I only learned about glibc earlier today, when I was trying to figure out why the Nix version of a game crashes on SteamOS unless you unset some environ vars.

Turns out that Nix is built against a different version of glibc than SteamOS, and for some reason, that matters. You have to make sure none of Steam's libraries are on the path before the Nix code will run. It seems impractical to expect every piece of software on your computer to be built against a specific version of a specific library, but I guess that's Linux for you.

Imustaskforhelp 14 hours ago | parent | prev [-]

Ask your friend if he would CC0 the quote or similar (not sure if its possible but like) I can imagine this being a quote on t-shirts xD

Honestly I might buy a T-shirt with such a quote.

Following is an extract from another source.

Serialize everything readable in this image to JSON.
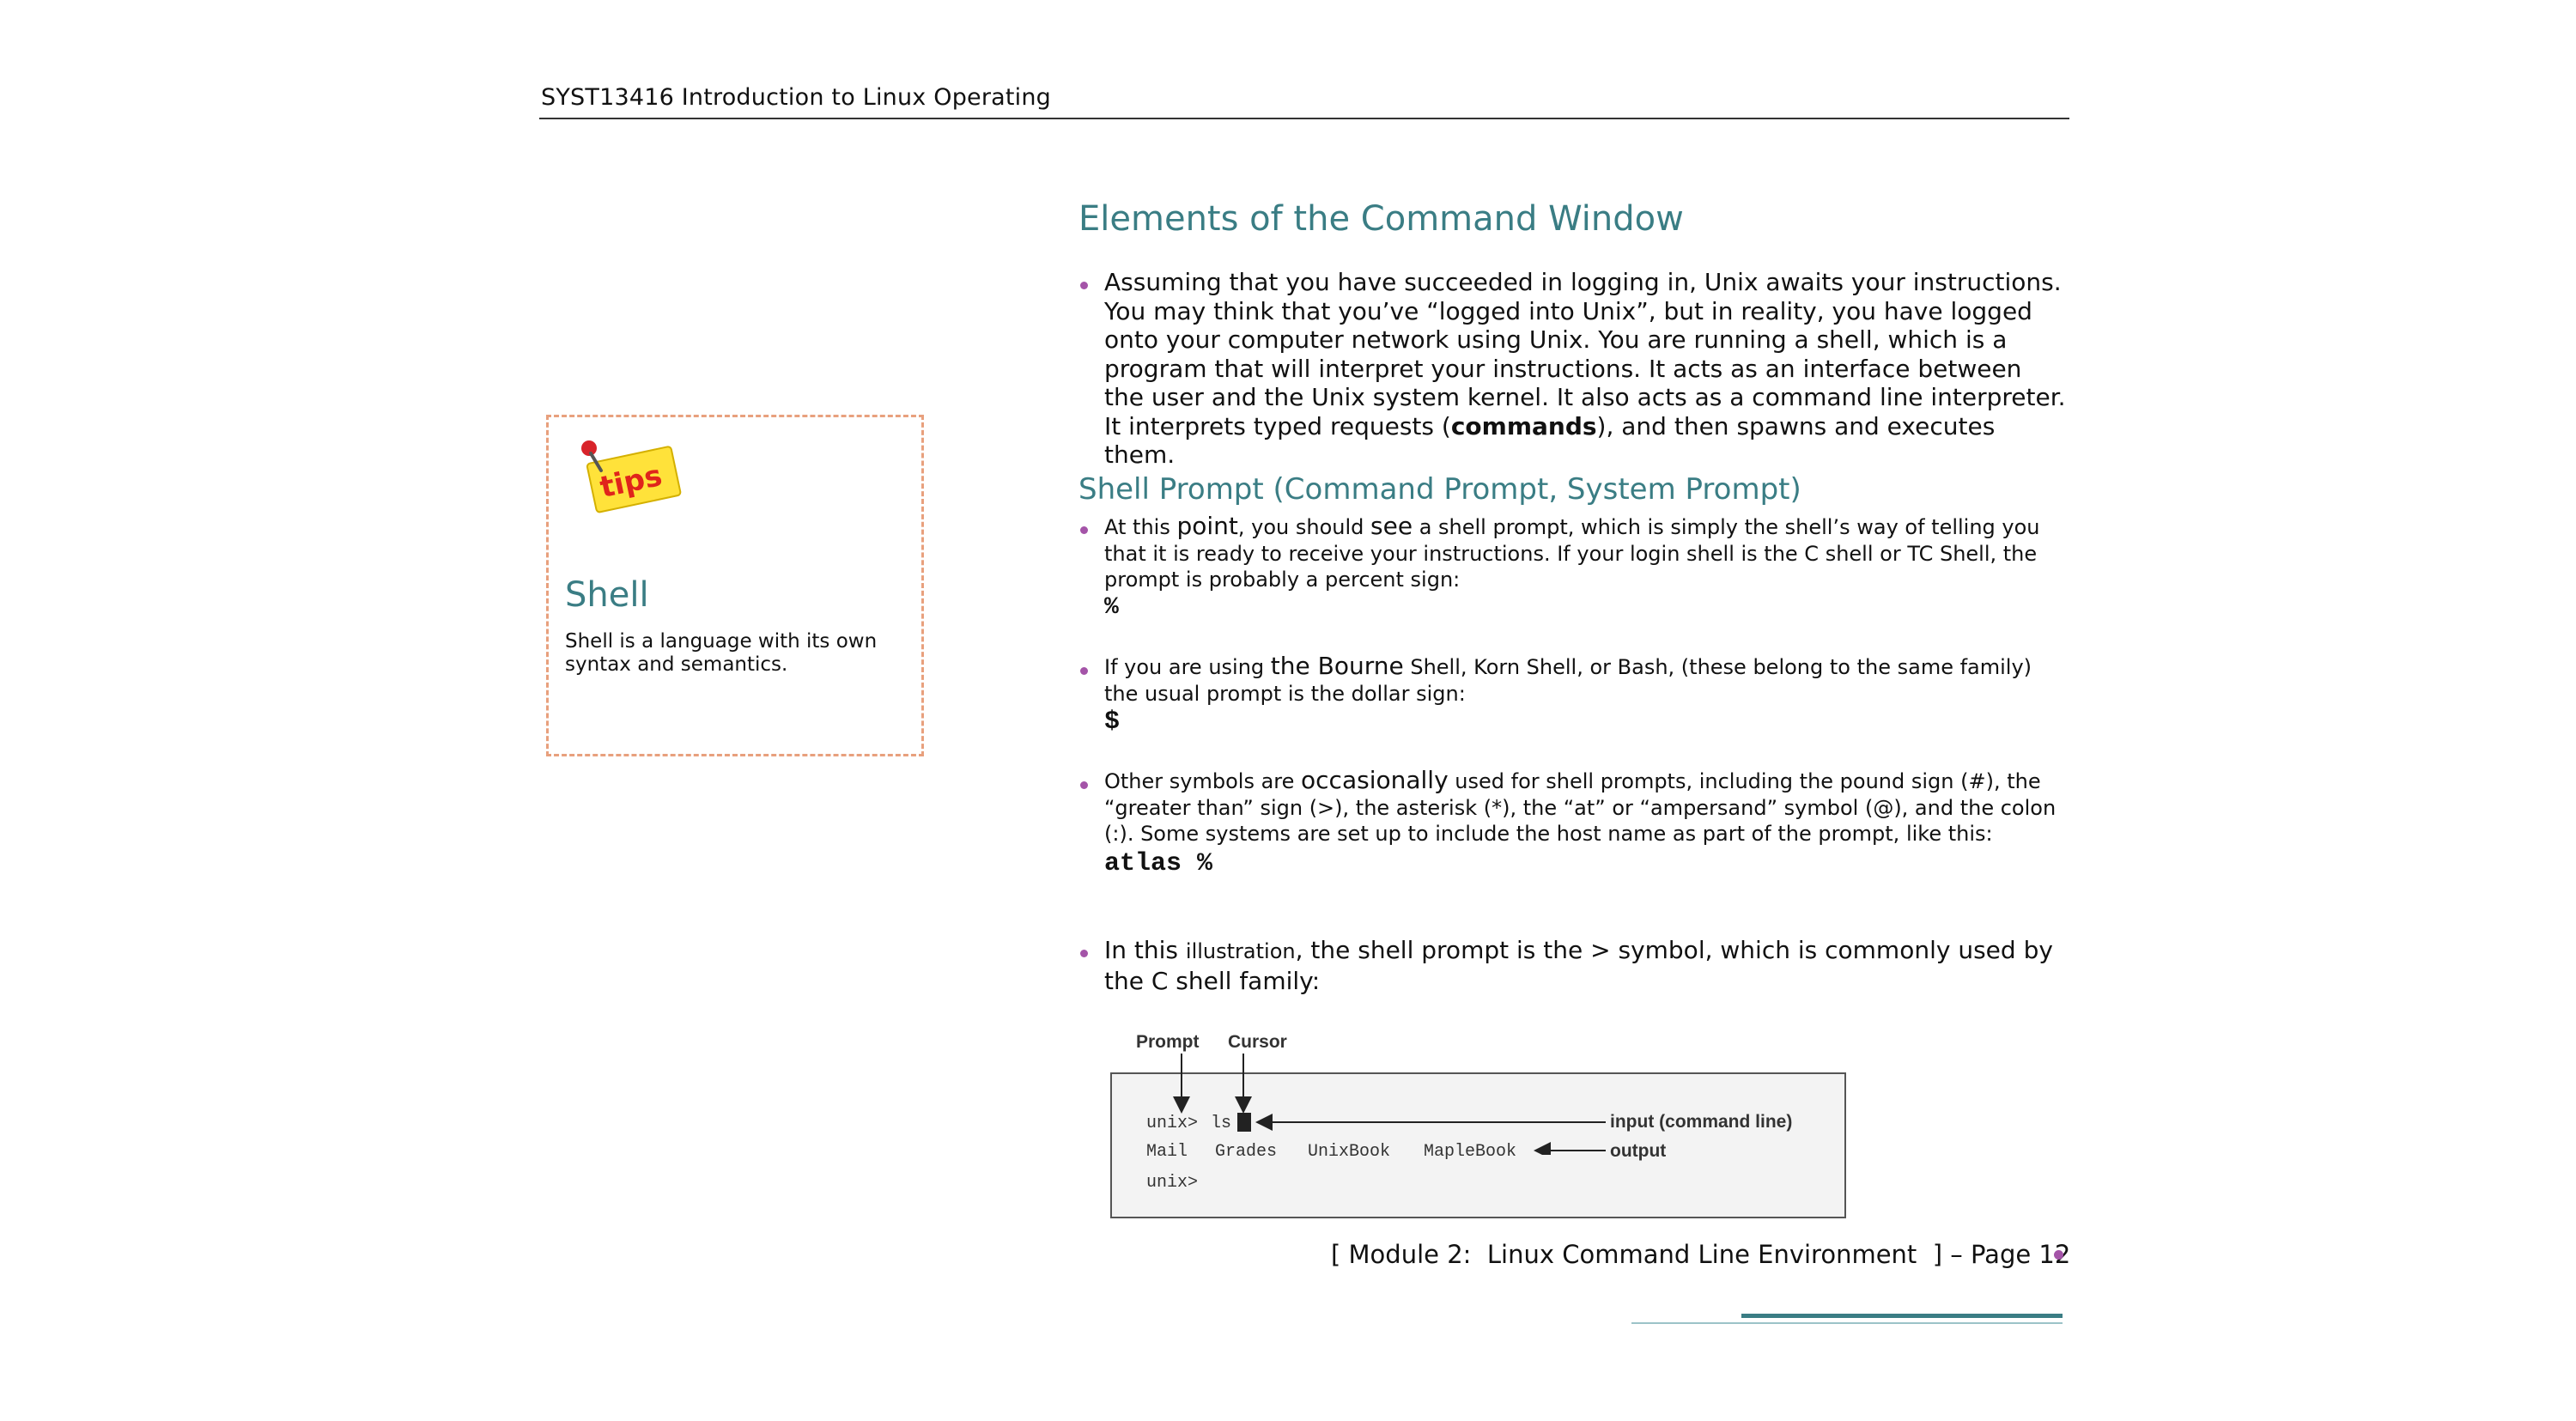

I think glibc is such a pain that it is the reason why we have so vastly different package management and I feel like non glibc things really would simplify the package management approach to linux which although feels solved, there are definitely still issues with the approach and I think we should still all definitely as such look for ways to solve the problem

seba_dos1 10 hours ago | parent [-]

Non-glibc distros (musl, uclibc...) with package managers have been a thing for ages already.

nineteen999 3 hours ago | parent [-]

And they basically hold under 0.01% of Linux marketshare and are completely shit.